Что же тогда? Где ж искать стимул? Деньги, сдельщина, премиальные? Но это в нос шибало недавним капитализмом, и нужен был долгий период, другое поколение, чтоб запах перестал раздражать и его можно было бы мирно принять как "социалистический принцип материальной заинтересованности".
Копнули глубже в сундуке истории и вытащили то, что Маркс называл "внеэкономическим принуждением". В лагере и в колхозе эта находка выставилась неприкрытыми клыками.
Потом подвернулся Френкель и, как чёрт сыпет зелье в кипящий котёл, подсыпал котловку.
Известно было заклинание, сколько раз его повторяли: "В новом общественном строе не может быть места ни дисциплине палки, на которую опиралось крепостничество, ни дисциплине голода, на которой держится капитализм."
Так вот Архипелаг сумел чудесно совместить и то, и другое.

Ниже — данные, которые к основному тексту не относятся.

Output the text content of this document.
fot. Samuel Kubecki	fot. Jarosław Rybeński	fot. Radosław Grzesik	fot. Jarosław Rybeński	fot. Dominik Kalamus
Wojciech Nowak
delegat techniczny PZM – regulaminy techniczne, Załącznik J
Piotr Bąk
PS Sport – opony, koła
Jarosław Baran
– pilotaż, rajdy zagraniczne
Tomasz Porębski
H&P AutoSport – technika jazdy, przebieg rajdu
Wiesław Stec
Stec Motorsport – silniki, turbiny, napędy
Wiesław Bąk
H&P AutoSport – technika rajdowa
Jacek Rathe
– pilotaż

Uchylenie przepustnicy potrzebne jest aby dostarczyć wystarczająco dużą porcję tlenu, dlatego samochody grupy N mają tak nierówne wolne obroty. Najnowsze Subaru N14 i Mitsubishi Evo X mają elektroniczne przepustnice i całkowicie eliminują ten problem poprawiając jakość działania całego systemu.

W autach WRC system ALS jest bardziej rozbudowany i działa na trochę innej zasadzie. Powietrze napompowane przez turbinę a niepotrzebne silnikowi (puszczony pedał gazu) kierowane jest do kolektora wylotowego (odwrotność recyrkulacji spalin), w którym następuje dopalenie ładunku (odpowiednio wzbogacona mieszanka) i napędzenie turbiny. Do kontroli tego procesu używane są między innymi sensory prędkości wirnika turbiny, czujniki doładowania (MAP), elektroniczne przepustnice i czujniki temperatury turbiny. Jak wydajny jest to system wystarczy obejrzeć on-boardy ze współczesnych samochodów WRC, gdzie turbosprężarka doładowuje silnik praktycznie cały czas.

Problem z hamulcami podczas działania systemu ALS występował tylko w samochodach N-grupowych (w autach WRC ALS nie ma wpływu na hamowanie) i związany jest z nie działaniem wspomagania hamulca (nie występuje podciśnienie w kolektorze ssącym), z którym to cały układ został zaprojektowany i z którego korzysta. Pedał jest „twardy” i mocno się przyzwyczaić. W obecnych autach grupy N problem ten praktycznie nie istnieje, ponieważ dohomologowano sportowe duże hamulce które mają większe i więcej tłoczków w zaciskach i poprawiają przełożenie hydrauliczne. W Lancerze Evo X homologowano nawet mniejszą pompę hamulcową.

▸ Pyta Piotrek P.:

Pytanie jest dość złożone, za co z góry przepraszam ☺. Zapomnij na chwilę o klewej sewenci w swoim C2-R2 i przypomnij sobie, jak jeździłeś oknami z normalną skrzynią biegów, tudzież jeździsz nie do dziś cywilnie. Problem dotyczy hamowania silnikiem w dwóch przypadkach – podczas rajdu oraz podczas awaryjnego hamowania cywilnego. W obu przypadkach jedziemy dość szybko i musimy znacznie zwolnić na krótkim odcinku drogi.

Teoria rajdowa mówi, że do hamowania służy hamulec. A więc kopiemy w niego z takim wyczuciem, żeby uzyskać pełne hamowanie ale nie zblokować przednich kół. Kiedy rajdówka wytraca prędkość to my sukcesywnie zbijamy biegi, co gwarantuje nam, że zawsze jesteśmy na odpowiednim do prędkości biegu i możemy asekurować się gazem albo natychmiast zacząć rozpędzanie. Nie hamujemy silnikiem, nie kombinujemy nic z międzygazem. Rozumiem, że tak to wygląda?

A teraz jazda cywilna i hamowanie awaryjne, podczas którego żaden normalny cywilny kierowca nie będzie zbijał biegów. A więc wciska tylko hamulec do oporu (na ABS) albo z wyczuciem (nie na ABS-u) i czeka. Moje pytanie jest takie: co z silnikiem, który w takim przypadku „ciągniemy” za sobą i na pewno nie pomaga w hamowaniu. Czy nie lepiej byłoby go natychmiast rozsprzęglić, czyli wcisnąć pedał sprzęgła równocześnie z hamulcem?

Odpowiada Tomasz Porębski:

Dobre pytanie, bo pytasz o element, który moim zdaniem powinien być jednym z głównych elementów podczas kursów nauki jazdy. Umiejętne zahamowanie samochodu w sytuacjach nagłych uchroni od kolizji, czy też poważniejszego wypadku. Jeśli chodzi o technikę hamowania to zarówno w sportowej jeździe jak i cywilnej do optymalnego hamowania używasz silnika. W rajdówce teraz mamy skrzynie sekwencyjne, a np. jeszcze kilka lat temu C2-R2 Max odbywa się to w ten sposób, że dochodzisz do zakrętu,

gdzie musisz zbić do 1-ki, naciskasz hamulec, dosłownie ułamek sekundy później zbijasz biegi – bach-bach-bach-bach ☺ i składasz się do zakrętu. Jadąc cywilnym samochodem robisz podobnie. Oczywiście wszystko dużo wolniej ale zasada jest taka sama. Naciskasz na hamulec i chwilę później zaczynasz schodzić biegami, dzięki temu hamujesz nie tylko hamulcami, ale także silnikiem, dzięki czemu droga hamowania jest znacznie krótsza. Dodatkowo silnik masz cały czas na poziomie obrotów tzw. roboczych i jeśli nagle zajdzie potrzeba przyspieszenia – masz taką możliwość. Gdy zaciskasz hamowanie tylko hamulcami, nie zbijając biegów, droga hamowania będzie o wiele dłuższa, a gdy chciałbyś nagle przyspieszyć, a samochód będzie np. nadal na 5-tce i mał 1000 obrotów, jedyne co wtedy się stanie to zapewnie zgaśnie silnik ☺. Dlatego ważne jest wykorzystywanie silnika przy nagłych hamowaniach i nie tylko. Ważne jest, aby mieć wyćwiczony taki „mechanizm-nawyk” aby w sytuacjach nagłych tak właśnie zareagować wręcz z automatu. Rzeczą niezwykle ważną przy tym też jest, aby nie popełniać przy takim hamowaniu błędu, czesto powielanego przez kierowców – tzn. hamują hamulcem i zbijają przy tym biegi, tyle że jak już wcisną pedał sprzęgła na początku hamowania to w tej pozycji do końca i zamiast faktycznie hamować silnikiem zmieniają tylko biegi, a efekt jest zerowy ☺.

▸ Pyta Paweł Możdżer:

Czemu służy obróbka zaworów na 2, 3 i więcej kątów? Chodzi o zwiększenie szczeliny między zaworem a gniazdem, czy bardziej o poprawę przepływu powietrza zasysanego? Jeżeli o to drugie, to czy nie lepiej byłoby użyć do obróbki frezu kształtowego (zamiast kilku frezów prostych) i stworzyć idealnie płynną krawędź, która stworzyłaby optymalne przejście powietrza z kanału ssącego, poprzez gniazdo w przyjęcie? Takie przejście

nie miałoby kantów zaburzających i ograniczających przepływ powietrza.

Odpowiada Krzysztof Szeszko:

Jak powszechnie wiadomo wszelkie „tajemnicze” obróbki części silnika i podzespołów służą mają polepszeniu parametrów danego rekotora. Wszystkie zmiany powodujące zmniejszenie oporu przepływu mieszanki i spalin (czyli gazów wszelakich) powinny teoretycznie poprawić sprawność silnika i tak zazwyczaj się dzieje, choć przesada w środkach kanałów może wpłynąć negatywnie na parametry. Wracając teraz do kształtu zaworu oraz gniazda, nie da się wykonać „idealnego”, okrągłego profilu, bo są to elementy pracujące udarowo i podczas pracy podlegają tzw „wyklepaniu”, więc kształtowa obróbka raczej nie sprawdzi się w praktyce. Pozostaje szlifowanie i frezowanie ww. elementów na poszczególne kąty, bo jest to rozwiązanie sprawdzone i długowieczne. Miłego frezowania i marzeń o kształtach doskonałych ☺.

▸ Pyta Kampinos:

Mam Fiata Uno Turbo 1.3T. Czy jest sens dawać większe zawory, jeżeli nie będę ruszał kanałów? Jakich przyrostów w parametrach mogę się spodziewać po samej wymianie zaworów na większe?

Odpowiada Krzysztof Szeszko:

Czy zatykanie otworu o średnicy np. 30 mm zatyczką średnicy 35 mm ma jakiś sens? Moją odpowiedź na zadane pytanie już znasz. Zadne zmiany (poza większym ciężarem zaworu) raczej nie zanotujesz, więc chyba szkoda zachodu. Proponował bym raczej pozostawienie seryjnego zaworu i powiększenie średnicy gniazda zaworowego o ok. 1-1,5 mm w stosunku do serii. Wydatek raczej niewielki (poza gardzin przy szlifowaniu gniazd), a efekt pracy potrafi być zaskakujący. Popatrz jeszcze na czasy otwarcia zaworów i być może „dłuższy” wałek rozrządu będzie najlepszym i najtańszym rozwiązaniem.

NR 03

И всего-то приёмов для этого понадобилось: 1. Котловка; 2. Бригада; 3. Два начальства. (Но последнее не обязательно: на Воркуте, например, всегда было одно начальство, а дела шли.)
Так вот на этих трёх китах стоит Архипелаг.
А если считать их "приводными ремнями"- от них крутится.
О котловке уже сказано. Это — такое перераспределение хлеба и крупы, чтобы за средний паёк заключённого, который в паразитических обществах выдаётся арестанту бездействующему, наш зэк ещё бы поколотился и погорбил. Чтобы свою законную пайку он добрал добавочными кусочками по сто граммов и считался бы при этом ударником. Проценты выработки сверх ста давали право и на дополнительные (у тебя же перед тем отнятые) ложки каши. Беспощадное знание человеческой природы! Ни эти кусочки хлеба, ни эти крупяные бабки не шли в сравнение с тем расходом сил, которые тратились на их зарабатывание. Но по своей извечной бедственной черте человек не умеет соразмерить вещь и цену за неё. Как солдат на чужой войне дешёвым стаканом водки поднимается в атаку и в ней отдаёт жизнь, так и зэк за эти нищенские подачки, скользнув с бревна, купается в паводке северной реки или в ледяной воде месит глину для саманов голыми ногами, которым уже не понадобится земля воли.
Однако, не всесильна и сатанинская котловка. Не все на неё клюют. Как крепостные когда-то усвоили: "хоть хвойку глодать, да не пенья ломать", так и зэки поняли: в лагере не маленькая пайка губит, а большая. Ленивые! тупые! бесчувственные полуживотные! они не хотят этого дополнительного! они не хотят кусочка этого питательного хлеба, замешанного на картошке, вике и воде! они уже и досрочки не хотят! они и на доску почёта не хотят! они не хотят подняться до интересов стройки и страны, не хотят выполнять пятилеток, хотя пятилетки в интересах трудящихся! Они разбредаются по закоулкам шахт, по этажам строительства, они рады в тёмной дыре перепрятаться от дождя, только бы не работать.
Не часто же можно устроить такие массовые работы, как гравийный карьер под Ярославлем: видимые простому глазу надзора, сотни заключённых там скучены на небольшом пространстве, и едва лишь кто перестаёт двигаться — сразу он заметен. Это — идеальные условия: никто не смеет замедлиться, спину разогнуть, пота обтереть, пока на холме не упадёт флаг — условный знак перекура. А как же быть в других случаях?